The Manic with grandiose ideas: my first interaction with him was nothing short of memorable. Cursing at the staff physician and resident to get out of his room, shouting he had written the DSM and he was a physician who had diagnosed the attending with being a sociopath, and promptly refusing any medication. Through his 96 hour hold his list of grandiose beliefs grew and eventually landed him in a 21 day hold. He believed that he had served in the korean war and on the USSR(though he had not been born yet), had created the internet, had 5 doctorate degrees from any ivy league university before he was 5, owned his apartment building and the buildings on each side of him, that the staff were all foreign spies who had infiltrated the system and were keeping him against his will so he wouldn't warn the military that they were trying to steal the US reserve, that the officer that brought him to the ER was a russian spy, his neighbor a child molester, he had written the DSM and created all 3 tiers of psychiatric medications, and the list goes on. A meeting with him would surely end in him declaring you a nazi and sociopath. Did you know that Hitler ended up in a zoo? Yeah me either.

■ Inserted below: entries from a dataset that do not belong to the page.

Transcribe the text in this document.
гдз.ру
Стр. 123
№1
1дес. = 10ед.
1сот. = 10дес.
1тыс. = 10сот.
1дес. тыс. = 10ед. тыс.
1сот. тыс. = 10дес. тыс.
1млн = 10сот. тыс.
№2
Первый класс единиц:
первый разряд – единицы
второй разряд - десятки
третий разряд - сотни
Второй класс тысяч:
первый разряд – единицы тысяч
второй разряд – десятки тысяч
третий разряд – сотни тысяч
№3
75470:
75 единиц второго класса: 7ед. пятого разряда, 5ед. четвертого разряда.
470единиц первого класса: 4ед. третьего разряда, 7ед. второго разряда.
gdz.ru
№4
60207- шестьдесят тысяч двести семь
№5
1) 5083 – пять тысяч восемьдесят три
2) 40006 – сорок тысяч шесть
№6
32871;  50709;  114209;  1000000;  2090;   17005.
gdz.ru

The Praying Schizophrenic: each schizophrenic has different delusions and hallucinations and though it is still not clear what this person's delusions and hallucinations are it is sure to be something to do with religion. He is also a diabetic which causes other special concerns, but a week ago he decided to start refusing all medications. Both psych meds and medication for his hypertension and diabetes. He also stopped eating, drinking, and sleeping. He simply sits in the same spot all day praying in a different language. Anytime he is disturbed, he becomes aggressive. He will get a long term injection and hopefully come out of his psychosis.

The "normal" suicidal patient: most people don't want to be in the mental hospital. It is a locked facility where you are checked on every 15 minutes if someone isn't constantly with you already. Your time outside is limited and otherwise you are basically in your room or the common area or groups. It is a very structured environment which is great for psychotic patients, but for others it can be terrifying. Your freedom is taken away and you are locked into a facility with others who are having a break from reality. I called this patient "normal" because she wasn't having a break from reality, however there is nothing normal about being suicidal. The attending physician was discussing personality disorders with us when there was an urgent knock on his office door. She came in sobbing and demanded to leave. To her dismay the answer was of course no. She then demanded to know if we could legally hold her against her will and the answer of course was yes. She was distraught. She had a career, a house, a dog, but she was depressed about not having a family and not being able to have children which eventually led to her to being admitted. After a 96 hour hold(which does not include weekends so more like 140 hour hold) she was release with resources, new medications, and an eye opening experience.

So what did I learn in psych? They have the most unpredictable patients, spend a lot of time dealing with legal issues, and are tested on a daily basis. I have no idea how much money they make, but I am sure it is not enough. Bless their hearts for being able to care for people who need it the most.